Alberto Méndez / Vivere come uno fra i tanti girasoli ciechiLa Valle de Los Caidos oggi è tornata a chiamarsi Valle de Cuelgamuros, il nome
che aveva prima che Francisco Franco decidesse di deturpare questa parte della
sierra de Guadarrama con il suo triste mausoleo. Progettato per essere il
monumento a cielo aperto del fascismo spagnolo, il caso volle che Josè Antonio
Primo de Rivera, il fondatore della Falange Española, e Franco e morissero lo
stesso giorno, il 20 novembre. Il primo fucilato dai repubblicani nel 1936 e il
secondo nel 1975, ma di morte naturale dopo una troppo lunga vita. Entrambi
furono solennemente sepolti sotto l’altare della tetra chiesa scavata nel
granito sotto un’enorme croce, la più alta d’Europa. Fuori dalla porta della
chiesa, in un enorme terrapieno, sono sepolti 40.000 caduti della guerra civile,
più o meno a metà tra repubblicani e nazionalisti. L’opera venne costruita a
partire dal 1940 per essere finita nel 1958, e fu opera dei prigionieri
repubblicani costretti ai lavori forzati per quasi vent’anni. Gli storici non
hanno consolidato un dato certo sui morti per la repressione che si scatenò
successivamente alla fine della Guerra civile, ma alcune fonti riportano la
stima di 200.000 persone. Per popolare la più grande fossa comune della storia
europea, le autorità franchiste ordinarono l’esumazione dalle molte fosse comuni
disseminate nella Spagna per riunire i morti repubblicani senza nome e deporli
ai piedi dei corpi di Franco e de Rivera.

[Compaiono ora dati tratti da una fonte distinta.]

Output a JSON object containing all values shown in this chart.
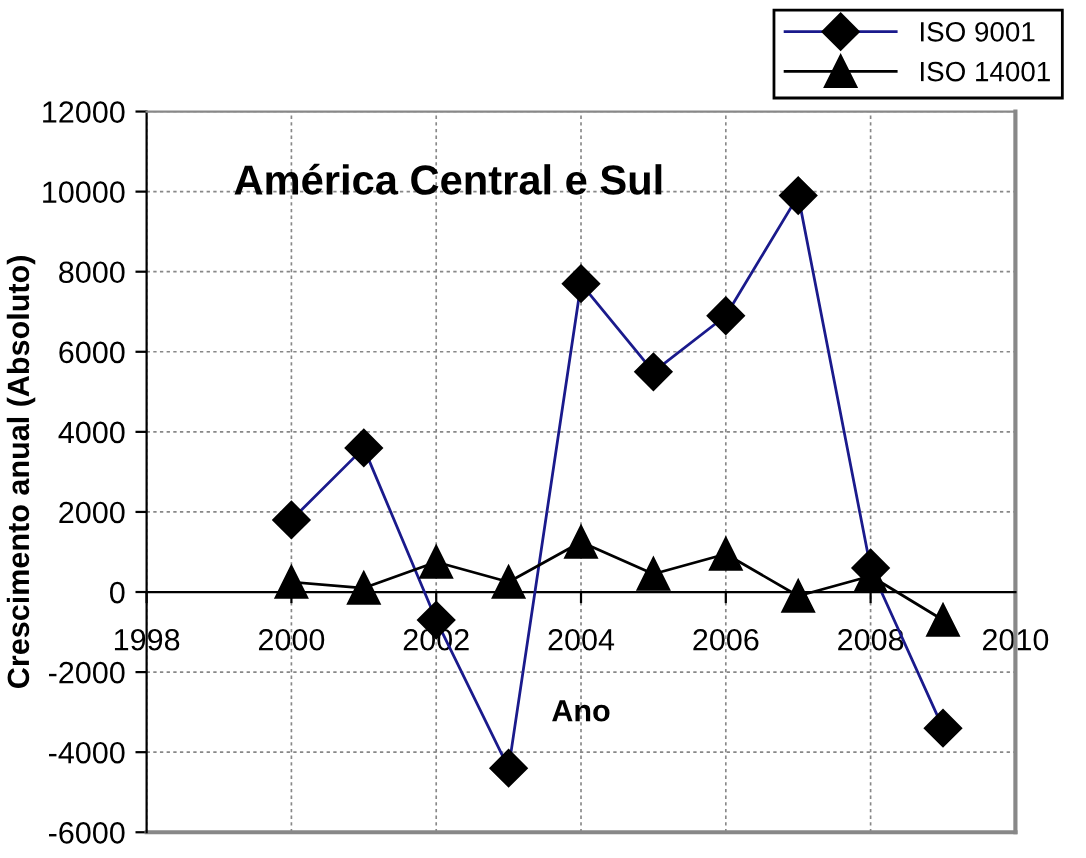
{
  "chart_data": {
    "type": "line",
    "title": "América Central e Sul",
    "xlabel": "Ano",
    "ylabel": "Crescimento anual (Absoluto)",
    "x": [
      2000,
      2001,
      2002,
      2003,
      2004,
      2005,
      2006,
      2007,
      2008,
      2009
    ],
    "series": [
      {
        "name": "ISO 9001",
        "color": "#1a1a8c",
        "marker": "diamond",
        "values": [
          1800,
          3600,
          -700,
          -4400,
          7700,
          5500,
          6900,
          9900,
          600,
          -3400
        ]
      },
      {
        "name": "ISO 14001",
        "color": "#000000",
        "marker": "triangle",
        "values": [
          250,
          100,
          750,
          250,
          1250,
          450,
          950,
          -100,
          400,
          -700
        ]
      }
    ],
    "xlim": [
      1998,
      2010
    ],
    "xticks": [
      1998,
      2000,
      2002,
      2004,
      2006,
      2008,
      2010
    ],
    "ylim": [
      -6000,
      12000
    ],
    "yticks": [
      -6000,
      -4000,
      -2000,
      0,
      2000,
      4000,
      6000,
      8000,
      10000,
      12000
    ],
    "grid": true,
    "legend": "top right",
    "line_style": "solid"
  }
}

Alcune fonti affermano che furono
sepolti lì anche i numerosi morti sul lavoro e alcuni fucilati quando non erano
più necessari alla costruzione. Nemico giurato di questa macabra e falsa opera
di riconciliazione – almeno così era stata fatta passare con ipocrisia dalla
propaganda dell’epoca – il Primo Ministro Pedro Sanchez ha ordinato il trasloco
delle salme del dittatore e del suo compare, e ha ordinato lo smantellamento di
ogni riferimento a quello che era di fatto un luogo di incontro di fascisti e
nostalgici del regime.
Salgo a piedi i sei chilometri che conducono al mausoleo fascista dalla strada
della Guadarrama, tra pini e pareti di granito solcate dai torrenti, e mi
avvicino alla croce alta 150 metri, sempre più grande e impressionante. Poche
automobili mi passano a fianco e forse pensano a quanto sia risoluto quel
camerata che procede a piedi verso il più ingombrante e brutto residuo del
fascismo spagnolo. Mentre percorro la valle bellissima del Cuelgamuros, mi
tornano in mente le pagine più toccanti de I girasoli ciechi, l’unico romanzo
lasciatoci da Alberto Méndez, e pubblicato in Spagna nel 2004. Mendéz, nato nel
1941, aveva vissuto sotto il tallone della dittatura e il suo romanzo affronta i
problemi centrali in cui ancora oggi l’intera Spagna si dibatte, quello delle
memorie personali, della realtà del conflitto, della lunga e frustrante
repressione in un’Europa che avrebbe dovuto debellare anche il loro fascismo dal
1945 e non lo fece, e della difficoltà a costruire una storia pubblica. Se oggi
solo qualche coglione sventola sul piazzale la bandiera spagnola o si rizza nel
saluto a mano tesa, le polemiche che hanno coinvolto per decenni la Valle de los
Caidos sono state momentaneamente risolte spogliandola di ogni riferimento
esplicito al fascismo, ma non si è ancora affrontata l’idea di farne un museo a
cielo aperto della repressione falangista, cercando di collegare le memorie
degli sconfitti con la storia ufficiale e riscrivere radicalmente il significato
di quei luoghi ridotti a lager e a campo di lavoro forzato.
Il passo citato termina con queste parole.